Les jours suivants, elle ne m'adressa pas la parole. Enfin, elle ne m'adressait jamais la parole en règle générale, ce que je veux dire c'est qu'elle me fuyait, qu'elle évitait perpétuellement mon regard.

Dans la classe, les filles parlaient de ses yeux, trouvaient le choix de la couleur étrange, se questionnaient sur le pourquoi du comment a-t-elle pu perdre un œil par le passé. Avant, je ne m'étais jamais posé la question pour dire vrai, je la trouvais mystérieuse bien sûr, je voulais savoir qui elle était, mais mes questions n'avaient jamais été si techniques, si précises.

Un profond soupire s'extirpa d'entre mes lèvres, en tournant la tête, au travers de la vitre, je pouvais admirer ce paysage blanc. Cela faisait des semaines qu'il neigeait. Habituellement, j'adorais ce spectacle, et cette nuit-là je l'ai adoré, un temps, mais c'était avant qu'elle ne s'envole. J'ai du mal à me concentrer sur ce que disent les autres, surtout sur ce que raconte le vieux Delgry', dans mon esprit tout se mélange. L'importance de l'accord en genre et en nombre de l'adjectif, les règles acerbes de la dissertation, l'étymologie des mots... Je me sentais comme assommé par le nombre de termes barbares qu'il employait à la minute. J'aurais pu, comme à mon habitude faire l'école buissonnière, mais il faisait bien trop froid pour cela et je ne pouvais pas traîner éternellement chez monsieur Martin à lire Jules Vernes le visionnaire et Victor Hugo le rebelle. Peu importe à quel point j'avais envie d'être visionnaire ou rebelle.

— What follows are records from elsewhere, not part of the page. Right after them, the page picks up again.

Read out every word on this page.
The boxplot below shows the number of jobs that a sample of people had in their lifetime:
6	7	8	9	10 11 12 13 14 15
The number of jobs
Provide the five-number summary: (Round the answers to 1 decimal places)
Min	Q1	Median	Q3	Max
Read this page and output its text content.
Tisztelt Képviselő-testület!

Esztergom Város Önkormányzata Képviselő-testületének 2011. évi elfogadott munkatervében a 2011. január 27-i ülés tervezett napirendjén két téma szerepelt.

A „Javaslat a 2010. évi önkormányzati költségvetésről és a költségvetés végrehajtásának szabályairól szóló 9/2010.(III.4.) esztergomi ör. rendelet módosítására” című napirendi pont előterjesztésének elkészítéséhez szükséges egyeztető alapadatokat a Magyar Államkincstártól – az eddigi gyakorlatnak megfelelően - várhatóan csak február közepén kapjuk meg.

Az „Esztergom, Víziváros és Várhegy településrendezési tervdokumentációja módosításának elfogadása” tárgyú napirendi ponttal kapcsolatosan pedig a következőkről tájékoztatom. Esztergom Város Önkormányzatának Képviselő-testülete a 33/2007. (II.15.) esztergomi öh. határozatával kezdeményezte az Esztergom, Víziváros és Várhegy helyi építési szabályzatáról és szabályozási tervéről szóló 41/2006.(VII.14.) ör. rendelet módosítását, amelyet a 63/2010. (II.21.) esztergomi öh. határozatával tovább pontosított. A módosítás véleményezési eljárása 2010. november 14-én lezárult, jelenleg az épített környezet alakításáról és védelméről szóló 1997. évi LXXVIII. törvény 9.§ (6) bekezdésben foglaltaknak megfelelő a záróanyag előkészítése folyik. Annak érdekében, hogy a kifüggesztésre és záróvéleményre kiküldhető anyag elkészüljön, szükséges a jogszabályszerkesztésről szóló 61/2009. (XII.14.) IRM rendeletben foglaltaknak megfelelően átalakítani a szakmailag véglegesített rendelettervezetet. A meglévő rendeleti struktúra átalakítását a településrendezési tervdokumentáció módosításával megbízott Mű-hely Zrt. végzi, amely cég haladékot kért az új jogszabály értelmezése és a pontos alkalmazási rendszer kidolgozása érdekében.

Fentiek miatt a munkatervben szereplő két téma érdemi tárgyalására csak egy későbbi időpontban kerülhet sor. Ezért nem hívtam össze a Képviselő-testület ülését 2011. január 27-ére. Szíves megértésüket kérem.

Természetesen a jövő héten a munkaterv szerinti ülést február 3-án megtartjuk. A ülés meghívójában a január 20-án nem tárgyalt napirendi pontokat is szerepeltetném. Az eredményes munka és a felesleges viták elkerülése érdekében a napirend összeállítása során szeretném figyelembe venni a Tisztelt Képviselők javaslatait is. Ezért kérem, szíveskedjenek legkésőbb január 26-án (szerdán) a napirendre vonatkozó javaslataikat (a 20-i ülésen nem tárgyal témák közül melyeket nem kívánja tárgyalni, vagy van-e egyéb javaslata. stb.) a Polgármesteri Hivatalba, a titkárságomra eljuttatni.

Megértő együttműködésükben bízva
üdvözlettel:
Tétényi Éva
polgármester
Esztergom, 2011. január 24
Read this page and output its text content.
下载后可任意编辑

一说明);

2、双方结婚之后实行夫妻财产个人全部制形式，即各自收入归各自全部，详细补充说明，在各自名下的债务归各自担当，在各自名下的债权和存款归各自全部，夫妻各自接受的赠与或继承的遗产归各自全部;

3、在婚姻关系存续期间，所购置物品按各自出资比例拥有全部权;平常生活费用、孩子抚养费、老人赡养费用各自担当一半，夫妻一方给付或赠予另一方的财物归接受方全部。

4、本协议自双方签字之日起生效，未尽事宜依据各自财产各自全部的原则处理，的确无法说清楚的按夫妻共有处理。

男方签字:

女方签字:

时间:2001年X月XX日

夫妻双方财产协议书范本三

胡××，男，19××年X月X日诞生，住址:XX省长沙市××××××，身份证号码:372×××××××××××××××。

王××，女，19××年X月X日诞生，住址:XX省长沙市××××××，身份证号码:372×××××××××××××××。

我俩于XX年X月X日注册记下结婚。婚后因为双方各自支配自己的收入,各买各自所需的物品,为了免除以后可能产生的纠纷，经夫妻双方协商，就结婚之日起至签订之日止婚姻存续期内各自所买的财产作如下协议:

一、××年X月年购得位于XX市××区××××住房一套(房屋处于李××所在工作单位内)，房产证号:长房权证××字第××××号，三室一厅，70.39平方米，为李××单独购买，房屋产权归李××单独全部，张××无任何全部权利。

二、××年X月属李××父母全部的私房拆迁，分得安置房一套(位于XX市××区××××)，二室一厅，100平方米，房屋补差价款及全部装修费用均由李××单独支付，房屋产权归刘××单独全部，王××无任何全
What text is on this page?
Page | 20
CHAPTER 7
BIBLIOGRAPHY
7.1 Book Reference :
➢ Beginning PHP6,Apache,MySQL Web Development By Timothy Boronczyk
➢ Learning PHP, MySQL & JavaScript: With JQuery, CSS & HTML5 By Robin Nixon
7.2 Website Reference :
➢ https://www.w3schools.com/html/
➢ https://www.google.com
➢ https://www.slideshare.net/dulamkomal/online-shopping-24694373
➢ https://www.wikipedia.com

-    Je vais distribuer les copies...

Cette phrase semblait à des millions de kilomètres de moi. Je ne réagissais pas, pas même lorsqu'il me distribua mon travail avec son air désespéré habituel. Non ce qui me fit sortir de mes rêveries ce fut ces mots :

-    Mademoiselle Leward... Et bien comment dire, me voilà bien confus, 21/100, vous me décevez beaucoup, ce que vous écrivez est confus, hors sujet, j'ai d'ailleurs comme la sensation que vous vous êtes servis des cours des années précédentes, je me trompe ?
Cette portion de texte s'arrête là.